Lo que distingue a esta película de otras de su tipo es la híper-conciencia de su artisticidad —Herzog dibuja una historia sobre el mito de la sangre y la libertad, en condiciones de un expresionismo visual que se avecina al teatro— y la elaboración de un estilo capaz de expresarla. 

Su Nosferatu representa un tipo de cine operático, manierista, altanero. El ego de Herzog es, probablemente, del tamaño de la ciudad de Delft, en cuyos canales colocó la embarcación que trae a Drácula con sus ataúdes llenos de tierra pagana y sus ratas. Es el ego de un creador escrupuloso y épico, resuelto a interrogar al espectador por medio de imágenes de una espesura conceptual enraizada en gestos románticos poseedores de una estirpe densa e invulnerable.

Si se trata de una criatura multiforme (con manifestación carnal en murciélago, lobo, crisálida carnívora, mamífero preternatural), entonces el vampiro es infinito.

La fascinación ejercida por el vampiro todavía da para mucho. Coppola se atrevió, en Bram Stoker’s Dracula (1992), a subrayar la pasión desde la sangre y lo bestial, pero no avanzó hacia la graficación de lo que habría sido un estallido transgresor: la gestualidad sexualizada, la posesión somática. Tan solo anunció brevemente (Lucy Westenra violada en el jardín de su mansión) que el monstruo podía hacerlo mientras mordía.   

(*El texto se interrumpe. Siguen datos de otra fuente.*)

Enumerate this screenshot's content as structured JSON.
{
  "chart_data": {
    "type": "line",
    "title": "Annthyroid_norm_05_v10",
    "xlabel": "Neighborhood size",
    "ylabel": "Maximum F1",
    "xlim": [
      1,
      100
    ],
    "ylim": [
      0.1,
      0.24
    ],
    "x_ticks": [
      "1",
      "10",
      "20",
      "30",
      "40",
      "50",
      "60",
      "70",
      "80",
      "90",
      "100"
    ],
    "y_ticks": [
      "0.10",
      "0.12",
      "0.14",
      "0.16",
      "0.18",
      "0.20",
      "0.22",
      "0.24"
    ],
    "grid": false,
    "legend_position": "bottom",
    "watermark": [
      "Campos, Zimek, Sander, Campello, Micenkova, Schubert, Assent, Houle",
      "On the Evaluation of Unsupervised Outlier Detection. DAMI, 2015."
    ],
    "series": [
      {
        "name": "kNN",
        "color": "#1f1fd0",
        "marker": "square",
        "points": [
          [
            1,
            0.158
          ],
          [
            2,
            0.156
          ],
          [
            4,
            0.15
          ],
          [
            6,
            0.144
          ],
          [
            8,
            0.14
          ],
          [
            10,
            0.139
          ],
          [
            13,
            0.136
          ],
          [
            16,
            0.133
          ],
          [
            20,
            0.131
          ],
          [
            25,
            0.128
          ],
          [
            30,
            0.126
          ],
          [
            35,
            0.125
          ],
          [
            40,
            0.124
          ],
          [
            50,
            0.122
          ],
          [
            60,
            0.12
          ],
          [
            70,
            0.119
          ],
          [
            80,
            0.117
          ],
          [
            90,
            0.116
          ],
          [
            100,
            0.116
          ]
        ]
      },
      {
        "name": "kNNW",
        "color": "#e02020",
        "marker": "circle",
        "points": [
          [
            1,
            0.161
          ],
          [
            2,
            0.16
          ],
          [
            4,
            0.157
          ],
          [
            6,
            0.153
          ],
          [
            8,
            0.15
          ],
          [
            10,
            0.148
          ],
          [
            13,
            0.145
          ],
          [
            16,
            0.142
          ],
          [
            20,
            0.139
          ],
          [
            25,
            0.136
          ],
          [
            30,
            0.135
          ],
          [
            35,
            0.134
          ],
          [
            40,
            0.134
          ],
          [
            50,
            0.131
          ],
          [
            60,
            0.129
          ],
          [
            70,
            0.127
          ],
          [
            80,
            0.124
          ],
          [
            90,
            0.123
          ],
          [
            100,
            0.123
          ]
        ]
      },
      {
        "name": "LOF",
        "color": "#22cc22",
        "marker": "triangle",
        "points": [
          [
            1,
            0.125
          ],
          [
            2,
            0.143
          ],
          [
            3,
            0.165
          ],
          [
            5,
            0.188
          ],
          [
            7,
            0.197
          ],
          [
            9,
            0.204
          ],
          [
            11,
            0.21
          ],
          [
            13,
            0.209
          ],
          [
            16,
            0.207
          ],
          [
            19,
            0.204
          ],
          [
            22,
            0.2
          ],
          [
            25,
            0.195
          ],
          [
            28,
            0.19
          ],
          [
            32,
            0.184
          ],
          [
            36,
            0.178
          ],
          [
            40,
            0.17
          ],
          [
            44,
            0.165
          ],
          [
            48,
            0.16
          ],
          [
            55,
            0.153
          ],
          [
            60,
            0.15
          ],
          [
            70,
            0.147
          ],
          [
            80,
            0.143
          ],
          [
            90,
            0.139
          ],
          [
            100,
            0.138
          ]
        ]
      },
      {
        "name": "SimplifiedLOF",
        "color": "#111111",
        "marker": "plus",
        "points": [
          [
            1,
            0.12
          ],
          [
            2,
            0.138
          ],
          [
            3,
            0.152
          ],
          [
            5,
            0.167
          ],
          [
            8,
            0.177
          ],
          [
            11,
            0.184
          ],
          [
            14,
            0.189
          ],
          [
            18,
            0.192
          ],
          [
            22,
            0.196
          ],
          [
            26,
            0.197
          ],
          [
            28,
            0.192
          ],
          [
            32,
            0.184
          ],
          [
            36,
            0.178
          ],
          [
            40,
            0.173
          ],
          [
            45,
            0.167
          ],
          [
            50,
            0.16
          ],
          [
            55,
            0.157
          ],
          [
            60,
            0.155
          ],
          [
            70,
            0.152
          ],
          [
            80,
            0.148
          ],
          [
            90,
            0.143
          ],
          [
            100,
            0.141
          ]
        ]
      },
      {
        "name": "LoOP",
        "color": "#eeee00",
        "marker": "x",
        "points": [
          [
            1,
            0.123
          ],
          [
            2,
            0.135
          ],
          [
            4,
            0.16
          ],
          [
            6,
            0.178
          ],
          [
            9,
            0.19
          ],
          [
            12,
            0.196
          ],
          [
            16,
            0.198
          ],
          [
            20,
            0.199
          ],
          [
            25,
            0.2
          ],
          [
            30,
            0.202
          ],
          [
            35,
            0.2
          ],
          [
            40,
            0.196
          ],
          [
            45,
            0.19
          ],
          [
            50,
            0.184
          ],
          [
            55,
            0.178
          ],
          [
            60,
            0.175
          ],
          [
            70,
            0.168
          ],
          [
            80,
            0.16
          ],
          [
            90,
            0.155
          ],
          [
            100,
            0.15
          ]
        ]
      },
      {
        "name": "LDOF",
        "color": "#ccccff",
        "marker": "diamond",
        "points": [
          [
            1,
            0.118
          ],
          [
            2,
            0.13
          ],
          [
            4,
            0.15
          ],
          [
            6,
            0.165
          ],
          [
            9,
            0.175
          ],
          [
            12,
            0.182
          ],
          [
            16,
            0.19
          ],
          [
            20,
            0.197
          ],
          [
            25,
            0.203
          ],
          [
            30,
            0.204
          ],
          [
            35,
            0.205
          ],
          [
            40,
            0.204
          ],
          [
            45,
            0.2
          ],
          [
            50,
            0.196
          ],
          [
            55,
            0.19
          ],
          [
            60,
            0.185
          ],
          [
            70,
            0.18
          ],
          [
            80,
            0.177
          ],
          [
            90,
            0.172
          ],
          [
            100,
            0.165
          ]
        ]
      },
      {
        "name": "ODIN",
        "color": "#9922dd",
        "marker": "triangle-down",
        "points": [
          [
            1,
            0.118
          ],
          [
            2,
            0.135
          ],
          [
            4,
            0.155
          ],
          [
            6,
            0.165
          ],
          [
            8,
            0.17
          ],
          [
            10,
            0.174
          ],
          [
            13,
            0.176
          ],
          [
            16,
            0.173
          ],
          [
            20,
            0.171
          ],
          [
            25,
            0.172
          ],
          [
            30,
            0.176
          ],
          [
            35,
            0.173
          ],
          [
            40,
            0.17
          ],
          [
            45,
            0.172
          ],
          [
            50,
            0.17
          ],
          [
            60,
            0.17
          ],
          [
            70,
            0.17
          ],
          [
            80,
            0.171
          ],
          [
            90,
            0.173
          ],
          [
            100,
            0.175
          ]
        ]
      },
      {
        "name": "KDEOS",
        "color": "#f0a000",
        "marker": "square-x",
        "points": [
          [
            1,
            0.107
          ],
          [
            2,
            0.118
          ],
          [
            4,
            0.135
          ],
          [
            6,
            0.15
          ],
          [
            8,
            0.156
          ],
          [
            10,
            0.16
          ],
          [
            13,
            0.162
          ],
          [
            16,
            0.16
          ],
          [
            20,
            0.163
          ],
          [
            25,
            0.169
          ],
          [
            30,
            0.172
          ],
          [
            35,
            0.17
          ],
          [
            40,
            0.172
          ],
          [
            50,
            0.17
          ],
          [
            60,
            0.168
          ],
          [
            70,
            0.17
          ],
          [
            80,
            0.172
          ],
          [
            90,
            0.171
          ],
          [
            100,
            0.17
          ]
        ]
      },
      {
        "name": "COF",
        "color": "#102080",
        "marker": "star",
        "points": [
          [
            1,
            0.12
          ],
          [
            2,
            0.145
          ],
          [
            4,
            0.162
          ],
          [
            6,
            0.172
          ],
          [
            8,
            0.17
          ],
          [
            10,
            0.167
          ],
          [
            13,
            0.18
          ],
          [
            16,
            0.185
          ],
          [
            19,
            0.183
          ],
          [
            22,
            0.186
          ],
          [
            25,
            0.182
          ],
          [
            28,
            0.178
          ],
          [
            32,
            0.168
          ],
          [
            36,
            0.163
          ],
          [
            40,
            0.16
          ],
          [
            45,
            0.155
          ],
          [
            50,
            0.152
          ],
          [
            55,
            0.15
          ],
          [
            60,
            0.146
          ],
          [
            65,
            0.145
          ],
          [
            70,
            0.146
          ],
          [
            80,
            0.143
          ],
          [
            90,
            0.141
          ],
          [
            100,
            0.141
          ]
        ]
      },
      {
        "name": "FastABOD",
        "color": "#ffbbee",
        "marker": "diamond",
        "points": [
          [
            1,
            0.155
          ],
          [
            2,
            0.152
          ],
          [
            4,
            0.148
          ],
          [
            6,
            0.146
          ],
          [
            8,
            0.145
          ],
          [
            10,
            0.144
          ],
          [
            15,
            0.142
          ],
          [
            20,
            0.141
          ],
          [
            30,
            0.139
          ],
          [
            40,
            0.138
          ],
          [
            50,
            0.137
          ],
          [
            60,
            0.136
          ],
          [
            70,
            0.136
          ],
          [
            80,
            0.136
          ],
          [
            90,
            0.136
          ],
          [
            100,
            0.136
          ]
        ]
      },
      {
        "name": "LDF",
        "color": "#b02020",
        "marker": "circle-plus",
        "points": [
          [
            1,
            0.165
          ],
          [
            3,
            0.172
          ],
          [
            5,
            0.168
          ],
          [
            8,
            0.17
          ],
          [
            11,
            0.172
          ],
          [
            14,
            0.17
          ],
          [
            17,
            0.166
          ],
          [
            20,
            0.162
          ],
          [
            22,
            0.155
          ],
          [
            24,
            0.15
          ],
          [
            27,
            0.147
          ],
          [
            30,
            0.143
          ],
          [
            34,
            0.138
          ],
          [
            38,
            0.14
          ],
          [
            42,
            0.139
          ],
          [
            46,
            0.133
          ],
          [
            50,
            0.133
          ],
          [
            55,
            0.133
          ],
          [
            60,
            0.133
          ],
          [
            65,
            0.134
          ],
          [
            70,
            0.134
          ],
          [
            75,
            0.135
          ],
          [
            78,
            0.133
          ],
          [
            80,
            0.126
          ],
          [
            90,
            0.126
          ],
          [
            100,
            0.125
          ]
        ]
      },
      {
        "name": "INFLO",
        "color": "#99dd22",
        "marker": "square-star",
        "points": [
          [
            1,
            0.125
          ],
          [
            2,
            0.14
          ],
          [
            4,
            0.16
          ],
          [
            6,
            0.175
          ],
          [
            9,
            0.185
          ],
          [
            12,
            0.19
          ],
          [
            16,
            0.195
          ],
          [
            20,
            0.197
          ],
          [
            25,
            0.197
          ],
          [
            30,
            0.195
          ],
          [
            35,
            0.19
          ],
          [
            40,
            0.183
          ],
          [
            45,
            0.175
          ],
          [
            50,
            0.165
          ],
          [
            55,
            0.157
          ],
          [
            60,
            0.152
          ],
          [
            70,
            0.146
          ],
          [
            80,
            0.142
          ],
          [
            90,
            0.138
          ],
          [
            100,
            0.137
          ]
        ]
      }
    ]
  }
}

En Herzog, la construcción del vampiro es intemperante y transhistórica: un Klaus Kinski cuyo maquillaje se encuentra más allá de la iconografía barata presente en las penny dreadfuls, pues su fealdad va de la tristeza a la cólera, del sentimiento de pérdida a la avidez por la vida. 

Su contraparte, Jonathan, es a la larga un sucesor que hereda esa avidez y la multiplica, ya que —y esta es la idea que gobierna lo específico de la historia que Herzog relata— no hay sobrevida, no hay trascendencia, no hay resurrección.

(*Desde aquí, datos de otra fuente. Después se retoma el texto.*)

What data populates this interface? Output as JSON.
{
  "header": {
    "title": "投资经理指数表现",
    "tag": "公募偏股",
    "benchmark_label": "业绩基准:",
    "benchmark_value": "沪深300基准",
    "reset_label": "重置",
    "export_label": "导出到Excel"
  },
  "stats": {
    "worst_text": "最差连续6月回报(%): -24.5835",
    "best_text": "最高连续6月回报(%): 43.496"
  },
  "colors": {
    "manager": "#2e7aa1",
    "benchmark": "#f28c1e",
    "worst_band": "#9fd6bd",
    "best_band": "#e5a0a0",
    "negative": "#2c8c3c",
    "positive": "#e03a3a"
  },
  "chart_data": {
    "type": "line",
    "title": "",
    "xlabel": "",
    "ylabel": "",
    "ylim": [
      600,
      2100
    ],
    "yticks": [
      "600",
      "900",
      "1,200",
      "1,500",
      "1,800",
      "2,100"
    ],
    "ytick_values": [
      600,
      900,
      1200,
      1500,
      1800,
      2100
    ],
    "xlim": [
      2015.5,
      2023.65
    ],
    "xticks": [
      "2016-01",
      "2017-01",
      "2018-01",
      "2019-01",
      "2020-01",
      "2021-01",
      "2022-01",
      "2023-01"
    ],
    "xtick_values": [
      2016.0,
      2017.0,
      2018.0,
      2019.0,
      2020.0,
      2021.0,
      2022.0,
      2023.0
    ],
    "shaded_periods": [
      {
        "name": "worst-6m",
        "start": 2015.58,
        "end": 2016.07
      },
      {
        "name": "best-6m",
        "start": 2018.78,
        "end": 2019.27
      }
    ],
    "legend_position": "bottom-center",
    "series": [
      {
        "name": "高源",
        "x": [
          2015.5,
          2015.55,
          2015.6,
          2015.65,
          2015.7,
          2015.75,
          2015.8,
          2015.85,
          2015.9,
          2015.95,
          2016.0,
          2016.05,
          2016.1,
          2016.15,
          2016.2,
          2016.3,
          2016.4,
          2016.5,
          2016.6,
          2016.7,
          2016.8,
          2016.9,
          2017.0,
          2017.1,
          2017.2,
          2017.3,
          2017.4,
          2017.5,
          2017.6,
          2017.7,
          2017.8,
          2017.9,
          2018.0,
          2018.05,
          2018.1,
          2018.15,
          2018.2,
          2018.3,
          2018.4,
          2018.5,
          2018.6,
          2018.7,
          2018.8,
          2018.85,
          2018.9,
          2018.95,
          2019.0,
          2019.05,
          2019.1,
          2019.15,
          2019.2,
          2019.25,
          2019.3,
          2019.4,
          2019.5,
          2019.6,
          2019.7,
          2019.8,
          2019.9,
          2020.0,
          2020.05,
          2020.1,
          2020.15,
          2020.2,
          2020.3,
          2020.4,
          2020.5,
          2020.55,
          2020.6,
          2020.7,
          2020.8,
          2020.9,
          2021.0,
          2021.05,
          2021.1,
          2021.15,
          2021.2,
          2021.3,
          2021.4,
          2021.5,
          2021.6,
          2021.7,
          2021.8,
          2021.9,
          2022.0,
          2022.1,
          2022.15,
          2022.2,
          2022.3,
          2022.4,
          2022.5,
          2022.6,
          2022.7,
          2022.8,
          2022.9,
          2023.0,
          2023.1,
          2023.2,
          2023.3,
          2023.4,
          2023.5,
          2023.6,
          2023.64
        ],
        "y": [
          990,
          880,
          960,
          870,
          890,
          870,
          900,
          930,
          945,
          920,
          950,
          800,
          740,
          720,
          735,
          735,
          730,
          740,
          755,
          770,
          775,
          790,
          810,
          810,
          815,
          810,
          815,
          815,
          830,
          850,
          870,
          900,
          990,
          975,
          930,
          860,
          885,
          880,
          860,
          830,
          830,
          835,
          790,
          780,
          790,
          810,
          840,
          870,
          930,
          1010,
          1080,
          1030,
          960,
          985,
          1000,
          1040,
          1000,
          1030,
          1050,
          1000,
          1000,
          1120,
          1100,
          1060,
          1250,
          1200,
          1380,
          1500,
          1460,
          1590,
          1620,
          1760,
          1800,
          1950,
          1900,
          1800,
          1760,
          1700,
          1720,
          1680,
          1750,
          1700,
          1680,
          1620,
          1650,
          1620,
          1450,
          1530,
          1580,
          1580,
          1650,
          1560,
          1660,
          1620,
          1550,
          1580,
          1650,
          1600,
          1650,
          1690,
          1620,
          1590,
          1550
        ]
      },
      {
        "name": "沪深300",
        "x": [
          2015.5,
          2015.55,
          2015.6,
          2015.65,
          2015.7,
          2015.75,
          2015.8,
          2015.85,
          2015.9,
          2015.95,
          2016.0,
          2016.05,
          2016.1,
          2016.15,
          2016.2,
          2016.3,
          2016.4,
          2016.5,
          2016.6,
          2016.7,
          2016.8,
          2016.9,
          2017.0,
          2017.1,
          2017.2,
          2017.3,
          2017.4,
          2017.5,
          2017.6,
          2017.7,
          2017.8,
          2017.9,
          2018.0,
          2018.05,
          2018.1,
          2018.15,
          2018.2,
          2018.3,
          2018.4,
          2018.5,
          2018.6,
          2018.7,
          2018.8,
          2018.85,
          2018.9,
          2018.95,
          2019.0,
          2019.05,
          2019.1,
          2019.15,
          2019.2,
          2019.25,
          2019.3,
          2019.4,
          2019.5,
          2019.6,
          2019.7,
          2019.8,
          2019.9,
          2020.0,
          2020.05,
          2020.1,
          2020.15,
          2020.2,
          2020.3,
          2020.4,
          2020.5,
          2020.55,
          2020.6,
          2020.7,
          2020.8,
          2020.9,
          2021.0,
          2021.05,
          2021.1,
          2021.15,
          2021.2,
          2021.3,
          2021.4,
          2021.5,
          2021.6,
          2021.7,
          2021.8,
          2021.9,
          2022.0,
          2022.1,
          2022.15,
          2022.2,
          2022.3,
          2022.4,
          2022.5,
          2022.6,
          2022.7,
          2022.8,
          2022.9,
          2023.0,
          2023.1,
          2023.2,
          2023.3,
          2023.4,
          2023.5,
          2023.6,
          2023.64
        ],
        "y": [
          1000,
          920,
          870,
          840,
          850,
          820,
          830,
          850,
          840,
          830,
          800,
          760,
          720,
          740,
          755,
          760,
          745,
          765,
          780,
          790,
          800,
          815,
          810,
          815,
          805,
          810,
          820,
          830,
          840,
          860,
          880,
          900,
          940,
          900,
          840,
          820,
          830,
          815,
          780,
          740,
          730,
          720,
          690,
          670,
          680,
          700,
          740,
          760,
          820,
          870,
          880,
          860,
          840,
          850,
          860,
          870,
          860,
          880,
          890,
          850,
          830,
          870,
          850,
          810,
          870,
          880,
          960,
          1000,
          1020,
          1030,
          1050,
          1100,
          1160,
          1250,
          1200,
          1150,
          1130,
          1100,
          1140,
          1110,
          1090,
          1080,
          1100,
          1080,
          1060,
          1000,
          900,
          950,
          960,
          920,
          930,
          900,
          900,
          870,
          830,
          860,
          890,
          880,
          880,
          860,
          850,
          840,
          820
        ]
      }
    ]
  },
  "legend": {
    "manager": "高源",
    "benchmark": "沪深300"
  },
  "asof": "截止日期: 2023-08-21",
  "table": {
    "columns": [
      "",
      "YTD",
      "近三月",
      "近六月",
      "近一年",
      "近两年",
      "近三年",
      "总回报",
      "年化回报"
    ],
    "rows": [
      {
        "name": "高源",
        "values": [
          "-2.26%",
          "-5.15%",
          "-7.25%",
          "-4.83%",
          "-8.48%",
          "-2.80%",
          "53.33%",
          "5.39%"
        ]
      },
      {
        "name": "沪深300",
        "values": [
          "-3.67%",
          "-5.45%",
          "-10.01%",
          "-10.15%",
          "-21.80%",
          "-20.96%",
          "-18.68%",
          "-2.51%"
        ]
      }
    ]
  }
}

Tal vez sean esos “detalles” los que transforman cualquier expresión audiovisual del vampiro en una hoja en blanco, o en un espacio mental siempre con capacidad de incorporar. Si se trata de una criatura multiforme, que no escapa nunca de los límites del Romanticismo, y si esa capacidad suya se formula en la manifestación carnal de los variados aspectos de su yo (murciélago, lobo, crisálida carnívora, mamífero preternatural), entonces el vampiro es infinito, por así decir. 

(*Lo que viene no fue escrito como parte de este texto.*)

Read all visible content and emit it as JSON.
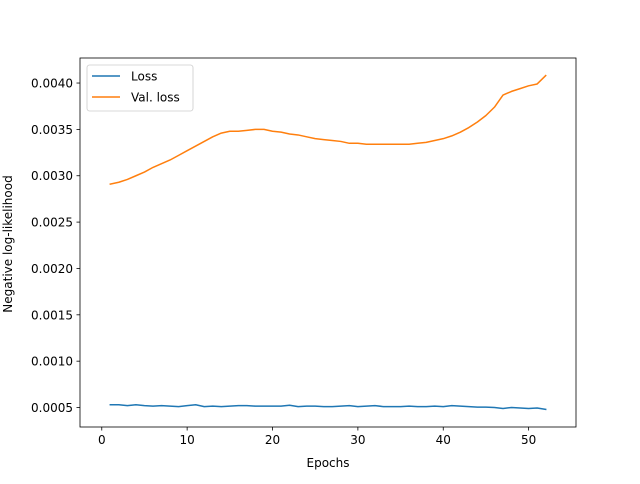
{
  "chart_data": {
    "type": "line",
    "xlabel": "Epochs",
    "ylabel": "Negative log-likelihood",
    "xlim": [
      -2.55,
      55.55
    ],
    "ylim": [
      0.00029,
      0.00427
    ],
    "xticks": [
      0,
      10,
      20,
      30,
      40,
      50
    ],
    "yticks": [
      0.0005,
      0.001,
      0.0015,
      0.002,
      0.0025,
      0.003,
      0.0035,
      0.004
    ],
    "ytick_labels": [
      "0.0005",
      "0.0010",
      "0.0015",
      "0.0020",
      "0.0025",
      "0.0030",
      "0.0035",
      "0.0040"
    ],
    "legend": "top-left",
    "grid": false,
    "x": [
      1,
      2,
      3,
      4,
      5,
      6,
      7,
      8,
      9,
      10,
      11,
      12,
      13,
      14,
      15,
      16,
      17,
      18,
      19,
      20,
      21,
      22,
      23,
      24,
      25,
      26,
      27,
      28,
      29,
      30,
      31,
      32,
      33,
      34,
      35,
      36,
      37,
      38,
      39,
      40,
      41,
      42,
      43,
      44,
      45,
      46,
      47,
      48,
      49,
      50,
      51,
      52
    ],
    "series": [
      {
        "name": "Loss",
        "color": "#1f77b4",
        "values": [
          0.00053,
          0.00053,
          0.00052,
          0.00053,
          0.00052,
          0.000515,
          0.00052,
          0.000515,
          0.00051,
          0.00052,
          0.00053,
          0.00051,
          0.000515,
          0.00051,
          0.000515,
          0.00052,
          0.00052,
          0.000515,
          0.000515,
          0.000515,
          0.000515,
          0.000525,
          0.00051,
          0.000515,
          0.000515,
          0.00051,
          0.00051,
          0.000515,
          0.00052,
          0.00051,
          0.000515,
          0.00052,
          0.00051,
          0.00051,
          0.00051,
          0.000515,
          0.00051,
          0.00051,
          0.000515,
          0.00051,
          0.00052,
          0.000515,
          0.00051,
          0.000505,
          0.000505,
          0.0005,
          0.00049,
          0.0005,
          0.000495,
          0.00049,
          0.000495,
          0.00048
        ]
      },
      {
        "name": "Val. loss",
        "color": "#ff7f0e",
        "values": [
          0.00291,
          0.00293,
          0.00296,
          0.003,
          0.00304,
          0.00309,
          0.00313,
          0.00317,
          0.00322,
          0.00327,
          0.00332,
          0.00337,
          0.00342,
          0.00346,
          0.00348,
          0.00348,
          0.00349,
          0.0035,
          0.0035,
          0.00348,
          0.00347,
          0.00345,
          0.00344,
          0.00342,
          0.0034,
          0.00339,
          0.00338,
          0.00337,
          0.00335,
          0.00335,
          0.00334,
          0.00334,
          0.00334,
          0.00334,
          0.00334,
          0.00334,
          0.00335,
          0.00336,
          0.00338,
          0.0034,
          0.00343,
          0.00347,
          0.00352,
          0.00358,
          0.00365,
          0.00374,
          0.00387,
          0.00391,
          0.00394,
          0.00397,
          0.00399,
          0.00408
        ]
      }
    ]
  }
}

¿Qué puede uno perder, en un contexto de guerra perdida contra la enfermedad, si nos zambullimos en las pasiones?

Nosferatu, el fantasma de la noche es una obra maestra, lo cual se explica por medio de un hecho: la resolución de sus formas, desde las más inmediatas (vestuario y maquillaje) hasta las más abarcadoras (dirección de arte y cualificación emotiva del paisaje), es un correlato mediato de la resolución de sus ideas. 

Herzog es temerario: subraya los miedos más profundos e indescriptibles —la secuencia del paseo de Jonathan y Lucy por la playa, donde el océano y la costa producen una atmósfera de lirismo presagioso— e insiste en los símbolos de la caducidad, representada como trastorno por el propio vampiro. 

Él es la criatura que no puede morir y, sin embargo, cree en una decadencia “gloriosa” que llega a matarlo, pues se entrega por un instante al amanecer —al sol, a la vida, a la pasión— a cambio de una tornadiza eternidad asegurada por Jonathan, quien ha estado transformándose para adquirir su condición. Cuando Lucy se sacrifica y deja que el conde la desangre, Jonathan está a punto de ser el inquilino de turno del castillo. Y se marcha a cumplir con su nuevo destino, cabalgando veloz por la orilla del mar.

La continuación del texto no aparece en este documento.